Saying Goodbye at the end of the Summer

The last few posts have been more about demolition than exploring abandoned buildings. I believe these two things go hand in hand, after all they are successive phases in the life cycle of a building. First it’s planned, then constructed, abandoned and eventually demolished. Sometimes demolition comes quickly, sometimes the place sits abandoned for decades.

The summer was now over, and for my urban exploration ventures it had been the biggest success so far. I had explored more buildings than ever before, some even several times. I had managed to enter places I couldn’t have imagined, like the old brewery. I had also biked a lot around town and made quite a long shortlist of future potential targets.

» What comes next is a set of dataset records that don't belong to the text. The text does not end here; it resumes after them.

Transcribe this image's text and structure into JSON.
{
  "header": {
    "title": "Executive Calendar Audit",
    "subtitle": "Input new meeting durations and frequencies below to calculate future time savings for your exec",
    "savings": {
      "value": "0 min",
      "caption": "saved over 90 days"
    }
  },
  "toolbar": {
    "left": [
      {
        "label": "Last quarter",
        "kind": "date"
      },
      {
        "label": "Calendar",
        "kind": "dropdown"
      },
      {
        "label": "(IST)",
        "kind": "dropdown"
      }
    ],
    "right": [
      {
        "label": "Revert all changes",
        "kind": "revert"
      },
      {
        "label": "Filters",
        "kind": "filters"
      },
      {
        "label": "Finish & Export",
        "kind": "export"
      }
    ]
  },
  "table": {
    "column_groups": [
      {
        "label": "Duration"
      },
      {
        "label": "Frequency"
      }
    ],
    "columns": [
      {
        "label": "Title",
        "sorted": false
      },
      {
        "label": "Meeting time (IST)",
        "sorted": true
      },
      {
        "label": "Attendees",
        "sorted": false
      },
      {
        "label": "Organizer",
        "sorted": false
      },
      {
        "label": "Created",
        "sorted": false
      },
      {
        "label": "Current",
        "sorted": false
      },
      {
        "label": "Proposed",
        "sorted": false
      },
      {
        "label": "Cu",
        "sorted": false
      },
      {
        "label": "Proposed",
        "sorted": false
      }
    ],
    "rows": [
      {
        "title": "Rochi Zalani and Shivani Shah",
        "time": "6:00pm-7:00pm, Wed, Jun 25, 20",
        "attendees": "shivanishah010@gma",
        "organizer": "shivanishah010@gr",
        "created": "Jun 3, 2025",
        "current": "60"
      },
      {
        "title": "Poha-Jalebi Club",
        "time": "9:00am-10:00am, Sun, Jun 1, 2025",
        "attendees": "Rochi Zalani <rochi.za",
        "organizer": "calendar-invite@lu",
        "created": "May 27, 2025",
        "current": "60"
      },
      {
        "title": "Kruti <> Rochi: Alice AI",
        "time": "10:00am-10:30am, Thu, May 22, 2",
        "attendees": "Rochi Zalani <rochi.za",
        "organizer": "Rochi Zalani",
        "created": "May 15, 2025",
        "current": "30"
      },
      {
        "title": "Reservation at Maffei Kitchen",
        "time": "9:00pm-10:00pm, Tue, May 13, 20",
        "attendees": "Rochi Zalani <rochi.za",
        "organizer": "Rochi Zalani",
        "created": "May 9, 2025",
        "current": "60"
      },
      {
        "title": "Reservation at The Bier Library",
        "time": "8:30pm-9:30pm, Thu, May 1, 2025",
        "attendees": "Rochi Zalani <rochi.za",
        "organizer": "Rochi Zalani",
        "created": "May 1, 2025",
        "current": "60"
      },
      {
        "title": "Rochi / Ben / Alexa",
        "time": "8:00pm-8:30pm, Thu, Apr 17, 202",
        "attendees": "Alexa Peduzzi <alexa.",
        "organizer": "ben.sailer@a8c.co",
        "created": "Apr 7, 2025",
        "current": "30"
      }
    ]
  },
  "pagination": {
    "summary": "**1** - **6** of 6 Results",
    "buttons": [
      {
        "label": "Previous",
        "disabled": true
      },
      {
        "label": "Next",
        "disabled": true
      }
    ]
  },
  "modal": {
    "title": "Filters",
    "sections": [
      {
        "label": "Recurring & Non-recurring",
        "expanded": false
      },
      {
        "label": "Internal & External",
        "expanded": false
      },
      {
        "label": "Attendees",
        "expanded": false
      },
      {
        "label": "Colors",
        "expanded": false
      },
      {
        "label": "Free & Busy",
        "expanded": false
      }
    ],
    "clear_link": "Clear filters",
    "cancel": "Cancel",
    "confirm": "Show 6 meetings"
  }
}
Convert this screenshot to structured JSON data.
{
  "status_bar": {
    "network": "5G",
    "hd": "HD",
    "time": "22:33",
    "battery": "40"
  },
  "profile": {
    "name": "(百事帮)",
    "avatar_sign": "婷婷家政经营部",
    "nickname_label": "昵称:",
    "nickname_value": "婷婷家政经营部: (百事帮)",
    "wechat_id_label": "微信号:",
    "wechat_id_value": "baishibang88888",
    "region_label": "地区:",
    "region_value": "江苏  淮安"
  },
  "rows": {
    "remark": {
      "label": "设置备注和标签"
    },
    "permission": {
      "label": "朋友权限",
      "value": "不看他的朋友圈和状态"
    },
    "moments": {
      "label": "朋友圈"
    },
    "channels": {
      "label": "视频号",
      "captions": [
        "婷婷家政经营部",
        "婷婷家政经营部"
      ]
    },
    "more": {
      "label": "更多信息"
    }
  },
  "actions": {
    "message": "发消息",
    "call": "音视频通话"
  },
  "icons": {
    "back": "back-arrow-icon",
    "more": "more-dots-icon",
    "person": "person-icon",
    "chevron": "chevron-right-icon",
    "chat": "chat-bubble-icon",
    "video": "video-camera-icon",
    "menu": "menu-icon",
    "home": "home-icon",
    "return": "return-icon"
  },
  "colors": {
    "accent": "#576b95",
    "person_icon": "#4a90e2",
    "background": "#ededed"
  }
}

I had also been forced to let go of some places. Kaleva Print had vanished when I was off guard. I had missed out on the large old car dealership, where excavators were still digging the ruins. And when the summer ended, there was another miss. The dance pavilion in Kuusisaari.

The pavilion was built in 1956 and it hosted dancing, concerts and other events for 60 years. I had visited it several times during Qstock, the large rock festival in town, and also during the semester kick off celebrations during my studies. I knew the place was abandoned, I knew the demolition date. And somehow I missed it anyway.

Like a bear I would now start a hibernation period. But new adventures would ensue, when another long, cold winter would be over.